Stress Pattern of the Shanxi Rift System, North China, Inferred from the Inversion of New Focal Mechanisms

Tuesday, 16 December 2014: 5:15 PM
Bin Li, Kuvvet Atakan, Mathilde Bottger Sorensen and Jens Havskov, University of Bergen, Bergen, Norway
Earthquake focal mechanisms of the Shanxi rift system, North China, are investigated for the time period 1965 - Apr. 2014. A total of 143 focal mechanisms of ML ≥ 3.0 earthquakes were compiled. Among them, 105 solutions are newly determined by combining the P-wave first motions and full waveform inversion, and 38 solutions are from available published data. Stress tensor inversion was then performed based on the new database. The results show that most solutions exhibit normal or strike-slip faulting, and the regional stress field is characterized by a stable, dominating NNW-SSE extension and an ENE-WSW compression.
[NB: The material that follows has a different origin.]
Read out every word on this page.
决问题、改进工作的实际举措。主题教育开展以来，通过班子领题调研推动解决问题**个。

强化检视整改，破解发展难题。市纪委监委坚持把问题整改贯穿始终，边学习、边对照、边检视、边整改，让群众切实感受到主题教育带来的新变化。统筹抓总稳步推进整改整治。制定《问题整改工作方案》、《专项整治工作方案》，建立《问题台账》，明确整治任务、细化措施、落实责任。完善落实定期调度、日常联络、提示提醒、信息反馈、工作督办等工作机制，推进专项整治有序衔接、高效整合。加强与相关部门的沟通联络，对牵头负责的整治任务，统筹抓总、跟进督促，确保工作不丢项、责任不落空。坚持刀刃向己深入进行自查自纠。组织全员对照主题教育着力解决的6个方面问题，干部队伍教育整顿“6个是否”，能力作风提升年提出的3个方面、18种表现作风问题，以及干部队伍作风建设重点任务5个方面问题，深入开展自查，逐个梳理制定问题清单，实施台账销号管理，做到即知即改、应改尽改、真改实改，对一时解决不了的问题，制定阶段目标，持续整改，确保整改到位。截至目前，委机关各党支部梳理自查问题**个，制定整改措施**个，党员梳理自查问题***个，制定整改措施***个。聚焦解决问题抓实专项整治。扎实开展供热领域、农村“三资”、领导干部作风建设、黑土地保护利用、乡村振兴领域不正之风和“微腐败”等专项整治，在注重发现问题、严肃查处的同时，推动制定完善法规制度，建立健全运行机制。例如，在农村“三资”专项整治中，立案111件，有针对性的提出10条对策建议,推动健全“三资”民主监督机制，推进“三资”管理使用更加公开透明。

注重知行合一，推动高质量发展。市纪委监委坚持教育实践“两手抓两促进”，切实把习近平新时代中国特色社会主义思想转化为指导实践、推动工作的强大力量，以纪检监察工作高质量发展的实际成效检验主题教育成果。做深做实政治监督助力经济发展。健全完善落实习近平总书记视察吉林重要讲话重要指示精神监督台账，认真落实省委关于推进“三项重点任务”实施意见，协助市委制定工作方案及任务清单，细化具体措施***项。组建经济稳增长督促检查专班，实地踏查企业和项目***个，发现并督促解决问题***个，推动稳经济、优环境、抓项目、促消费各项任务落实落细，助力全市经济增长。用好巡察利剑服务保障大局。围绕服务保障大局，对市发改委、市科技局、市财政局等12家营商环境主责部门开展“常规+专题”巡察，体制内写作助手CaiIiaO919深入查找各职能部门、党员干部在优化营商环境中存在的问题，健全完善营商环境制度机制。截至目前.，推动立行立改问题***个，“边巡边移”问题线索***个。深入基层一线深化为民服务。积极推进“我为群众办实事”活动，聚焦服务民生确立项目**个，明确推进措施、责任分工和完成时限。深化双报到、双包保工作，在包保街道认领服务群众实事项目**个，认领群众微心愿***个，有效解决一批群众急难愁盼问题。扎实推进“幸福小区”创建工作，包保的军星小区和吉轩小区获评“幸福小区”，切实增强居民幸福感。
This correlates well with results from GPS data, geological field observations and leveling measurements across the faults. Heterogeneity exists in the regional stress field, as indicated by individual stress tensor inversions conducted for five subzones. While the minimum stress axis (σ3) appears to be consistent and stable, the orientations, especially the plunges, of the maximum and intermediate stresses (σ1 and σ2) vary significantly among the different subzones. Based on our results and combining multidisciplinary observations from geological surveys, GPS and cross-fault monitoring, a kinematic model is proposed, to illustrate the present-day stress field and its correlation with the regional tectonics, as well as the current crustal deformation of the Shanxi rift system. Results obtained in this study, may help to understand the geodynamics, neotectonic activity, active seismicity and potential seismic hazard in this region of North China.